Some of the problems that loomed so mighty early in 1988 after the October 1987 stock market plunge were at least sidestepped. No recession materialized, the market failed to complete its 1987-88 parallel with 1929-30, and the Democrats - Michael Dukakis, in particular - fumbled their chance to change United States economic priorities in a way that low income groups might applaud but business and investors would not.
In a larger sense, cyclicality may just have been postponed and the stakes raised. Take, for example, two pivotal situations:
The timing of the next recession. This present business cycle represents the longest peacetime US economic recovery in memory, and certainly the longest administered by the Republicans.
The caution is that the dynamics of latter-day GOP economics are just as unprecedented as the longevity. At the time of Ronald Reagan's first inauguration in 1981, he stood for relatively traditional conservatism: tax cuts, spending reductions, reduced government (the abolition, for example, of the Energy and Education departments), consideration of a return to the gold standard, and a balanced budget by 1984.

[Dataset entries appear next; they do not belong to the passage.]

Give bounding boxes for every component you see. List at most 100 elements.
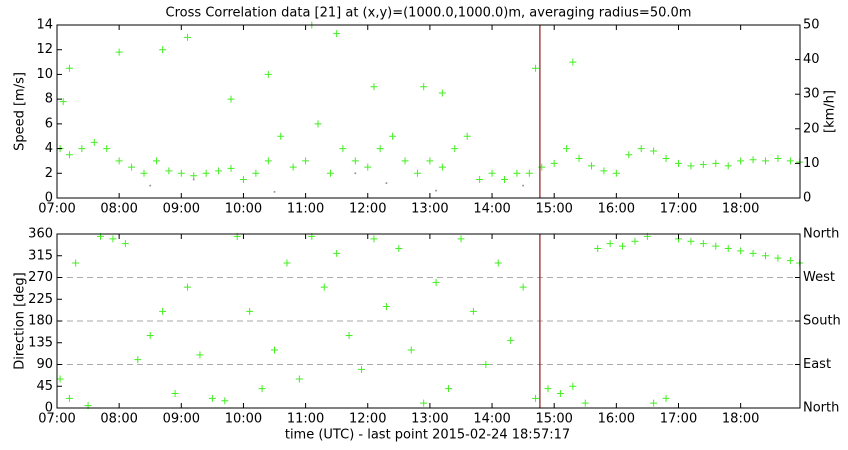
point	[650, 399, 658, 407]
y-axis-label: Direction [deg]	[13, 272, 28, 370]
point	[165, 167, 173, 175]
point	[631, 237, 639, 245]
y-tick-label: 10	[36, 67, 53, 82]
point	[354, 172, 357, 175]
y-axis-label: Speed [m/s]	[13, 72, 28, 151]
point	[619, 242, 627, 250]
y2-tick-label: East	[803, 357, 831, 372]
point	[190, 172, 198, 180]
x-tick-label: 17:00	[660, 412, 697, 427]
point	[413, 169, 421, 177]
point	[370, 83, 378, 91]
y2-tick-label: North	[803, 401, 839, 416]
x-tick-label: 13:00	[411, 202, 448, 217]
y2-tick-label: 40	[803, 52, 820, 67]
point	[544, 385, 552, 393]
point	[482, 361, 490, 368]
point	[401, 157, 409, 165]
point	[295, 375, 303, 383]
x-tick-label: 07:00	[38, 202, 75, 217]
point	[426, 157, 434, 165]
point	[364, 163, 372, 171]
point	[532, 394, 540, 402]
y2-tick-label: 30	[803, 87, 820, 102]
point	[532, 64, 540, 72]
point	[264, 157, 272, 165]
x-tick-label: 15:00	[535, 412, 572, 427]
point	[252, 169, 260, 177]
point	[258, 385, 266, 393]
point	[302, 157, 310, 165]
point	[283, 259, 291, 267]
point	[333, 30, 341, 38]
x-axis-label: time (UTC) - last point 2015-02-24 18:57…	[285, 428, 570, 443]
x-tick-label: 11:00	[287, 412, 324, 427]
x-tick-label: 15:00	[535, 202, 572, 217]
point	[370, 235, 378, 243]
point	[385, 182, 388, 185]
point	[762, 252, 770, 260]
point	[712, 242, 720, 250]
point	[575, 154, 583, 162]
point	[78, 145, 86, 153]
y-tick-label: 0	[45, 191, 53, 206]
y-tick-label: 135	[28, 335, 53, 350]
chart-title: Cross Correlation data [21] at (x,y)=(10…	[166, 6, 692, 21]
point	[507, 336, 515, 344]
point	[637, 145, 645, 153]
point	[522, 184, 525, 187]
point	[382, 303, 390, 310]
point	[56, 375, 64, 383]
point	[469, 307, 477, 315]
point	[749, 156, 757, 164]
point	[687, 237, 695, 245]
y-tick-label: 8	[45, 92, 53, 107]
y-tick-label: 14	[36, 18, 53, 33]
y-tick-label: 225	[28, 292, 53, 307]
point	[395, 245, 403, 252]
y-tick-label: 4	[45, 141, 53, 156]
point	[277, 132, 285, 140]
point	[457, 235, 465, 243]
point	[569, 58, 577, 66]
point	[273, 190, 276, 193]
y-tick-label: 90	[36, 357, 53, 372]
y-tick-label: 0	[45, 401, 53, 416]
x-tick-label: 09:00	[163, 202, 200, 217]
x-tick-label: 18:00	[722, 202, 759, 217]
point	[594, 245, 602, 252]
point	[389, 132, 397, 140]
point	[192, 178, 195, 181]
point	[476, 175, 484, 183]
point	[519, 283, 527, 291]
plot-frame	[56, 24, 801, 199]
point	[358, 365, 366, 373]
point	[159, 307, 167, 315]
y-tick-label: 12	[36, 42, 53, 57]
point	[786, 157, 794, 165]
point	[115, 48, 123, 56]
point	[650, 147, 658, 155]
point	[140, 169, 148, 177]
point	[121, 240, 129, 248]
point	[451, 145, 459, 153]
point	[762, 157, 770, 165]
point	[581, 399, 589, 407]
point	[215, 167, 223, 175]
point	[59, 98, 67, 106]
point	[445, 385, 453, 393]
point	[128, 163, 136, 171]
point	[72, 259, 80, 267]
point	[438, 163, 446, 171]
point	[115, 157, 123, 165]
y2-tick-label: West	[803, 270, 835, 285]
x-tick-label: 12:00	[349, 202, 386, 217]
point	[737, 157, 745, 165]
point	[159, 46, 167, 54]
point	[65, 151, 73, 159]
point	[587, 162, 595, 170]
point	[184, 33, 192, 41]
x-tick-label: 08:00	[100, 202, 137, 217]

Jump ahead to 1985 and the beginning of Reagan's second term, and you have an incredible turnabout. The GOP had shifted to what became a triple stimulus package - record budget deficits as a percentage of peacetime gross national product, massive post-August 1982 expansion of the money supply, and deliberate large-scale currency devaluation. This combination arguably extended the recovery, now entering its 73rd month.
As a result of these atypical dynamics, the question, ``Where are we now?'' is hard to answer. The big worry is the overhang of debt, the consequence of mid-1980s borrow-to-expand strategies.
Debt as the dominant issue of 1989 politics. After four or five years in which intermittent fears of budget deficits gave way to political yawns, 1989 may be the year in which the issue climbs into the political driver's seat. Now, we're no longer just talking about the familiar federal deficit. Other debt issues are emerging.
The ramifications of a decade of looseness, laxness, and ``don't worry about debt'' supply-side theories are beginning to encircle the administration and Congress like a seamless web. Now we must deal with the savings-and-loan bailout, rising evidence of other shaky federal loan programs, proposals to tap the social security system for deficit reduction, partial loss of control over US interest rates to Japan, the emergence of the US as the world's top debtor nation, and the resulting ``selling of America'' debate.
Precarious circumstances like these could have become major issues of the 1988 presidential campaign. Indeed, they probably should have been a central point of discussion to lay the groundwork for public understanding and acceptance of serious remedies.
Of course, that would have meant a sizable loss of credibility for both the Reagan administration and conservative economics, and George Bush might well have lost the election. As things worked out, Mr. Bush must now manage the transformation of the US economy from what he more or less called a rose garden into what may become a political and legislative mine field.